Negli ultimi vent’anni, accanto ai forum e ai social network più frequentati, è cresciuto un sottobosco digitale popolato da comunità maschili ostili e radicalizzate. È la cosiddetta Manosfera, un universo in cui si mescolano rancore, misoginia e un senso di frustrazione che spesso diventa odio dichiarato verso le donne.
In questo spazio virtuale trovano rifugio gli Incel — “involontarily celibate”, celibi involontari — uomini che si definiscono incapaci di instaurare relazioni affettive e che attribuiscono la responsabilità di ciò alle donne stesse, accusate di rifiutarli e di essere causa del loro fallimento. All’interno della Manosfera nascono linguaggi tossici, stereotipi e visioni distorte che finiscono per rafforzare un clima di violenza simbolica e, in alcuni casi, per ispirare episodi di violenza reale.

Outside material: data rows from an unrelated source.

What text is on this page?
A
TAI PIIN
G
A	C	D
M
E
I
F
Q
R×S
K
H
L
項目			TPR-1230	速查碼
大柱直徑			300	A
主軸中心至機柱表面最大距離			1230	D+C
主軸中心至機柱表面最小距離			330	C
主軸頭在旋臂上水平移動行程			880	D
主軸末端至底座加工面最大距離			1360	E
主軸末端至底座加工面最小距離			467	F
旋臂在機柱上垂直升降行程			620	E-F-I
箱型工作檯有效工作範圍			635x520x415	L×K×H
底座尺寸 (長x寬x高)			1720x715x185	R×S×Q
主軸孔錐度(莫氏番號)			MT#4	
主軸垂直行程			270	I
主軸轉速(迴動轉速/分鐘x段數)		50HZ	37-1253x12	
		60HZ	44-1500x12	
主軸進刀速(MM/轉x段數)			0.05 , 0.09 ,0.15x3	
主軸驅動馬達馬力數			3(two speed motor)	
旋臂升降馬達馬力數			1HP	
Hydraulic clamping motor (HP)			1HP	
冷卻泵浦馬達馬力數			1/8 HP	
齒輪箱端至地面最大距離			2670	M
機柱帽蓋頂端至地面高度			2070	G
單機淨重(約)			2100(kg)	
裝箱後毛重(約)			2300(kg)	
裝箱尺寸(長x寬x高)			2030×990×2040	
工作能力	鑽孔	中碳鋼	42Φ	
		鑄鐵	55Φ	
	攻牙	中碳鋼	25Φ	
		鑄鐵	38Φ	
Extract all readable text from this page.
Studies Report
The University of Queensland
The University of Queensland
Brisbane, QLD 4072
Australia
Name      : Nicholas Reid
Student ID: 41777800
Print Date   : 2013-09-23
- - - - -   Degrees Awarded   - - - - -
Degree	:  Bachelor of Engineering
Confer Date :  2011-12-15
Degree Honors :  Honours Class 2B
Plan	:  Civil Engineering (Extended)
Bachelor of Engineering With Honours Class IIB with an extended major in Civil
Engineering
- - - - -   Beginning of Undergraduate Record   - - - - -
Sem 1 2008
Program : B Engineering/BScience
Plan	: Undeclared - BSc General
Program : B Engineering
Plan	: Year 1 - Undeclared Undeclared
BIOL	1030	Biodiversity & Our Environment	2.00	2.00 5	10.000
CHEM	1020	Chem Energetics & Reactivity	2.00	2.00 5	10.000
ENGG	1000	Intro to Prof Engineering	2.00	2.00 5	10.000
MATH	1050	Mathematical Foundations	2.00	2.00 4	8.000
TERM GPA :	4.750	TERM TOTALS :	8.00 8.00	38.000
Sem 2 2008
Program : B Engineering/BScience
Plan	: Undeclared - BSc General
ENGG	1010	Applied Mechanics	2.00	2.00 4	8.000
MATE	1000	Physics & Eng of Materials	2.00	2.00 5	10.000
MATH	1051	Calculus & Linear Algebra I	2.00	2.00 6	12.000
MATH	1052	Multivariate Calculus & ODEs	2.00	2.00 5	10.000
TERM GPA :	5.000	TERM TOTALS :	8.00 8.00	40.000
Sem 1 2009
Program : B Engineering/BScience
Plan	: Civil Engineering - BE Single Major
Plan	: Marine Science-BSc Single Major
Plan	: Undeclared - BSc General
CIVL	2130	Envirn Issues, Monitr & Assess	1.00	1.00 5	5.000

In Italia il fenomeno è rimasto a lungo sommerso, fino a quando un lavoro di giornalismo investigativo lo ha portato alla luce. Il podcast “Oltre” – un’inchiesta sull’universo Incel italiano, vincitore del Premio Morrione 2024, ha svelato per la prima volta le dinamiche e i codici di queste comunità online, mostrando come la frustrazione individuale possa trasformarsi in un problema sociale e culturale.
Parlare di Manosfera significa affrontare un tema che non riguarda solo la rete, ma l’intera società: il rapporto tra i sessi, la cultura patriarcale, le fragilità educative e affettive che alimentano questo rancore. Significa interrogarsi su come arginare un fenomeno che rischia di trasformare l’odio virtuale in violenza concreta.
Ne parleremo con la giornalista Beatrice Petrella, autrice del podcast “Oltre” che ha indagato per mesi le comunità incel in Italia, e con Barbara Strappato, vice dirigente del Servizio Polizia Postale e per Sicurezza cibernetica presso il Dipartimento della Pubblica Sicurezza di Roma, che ha guidato operazioni di contrasto ai reati online e conosce dall’interno le derive più pericolose della rete.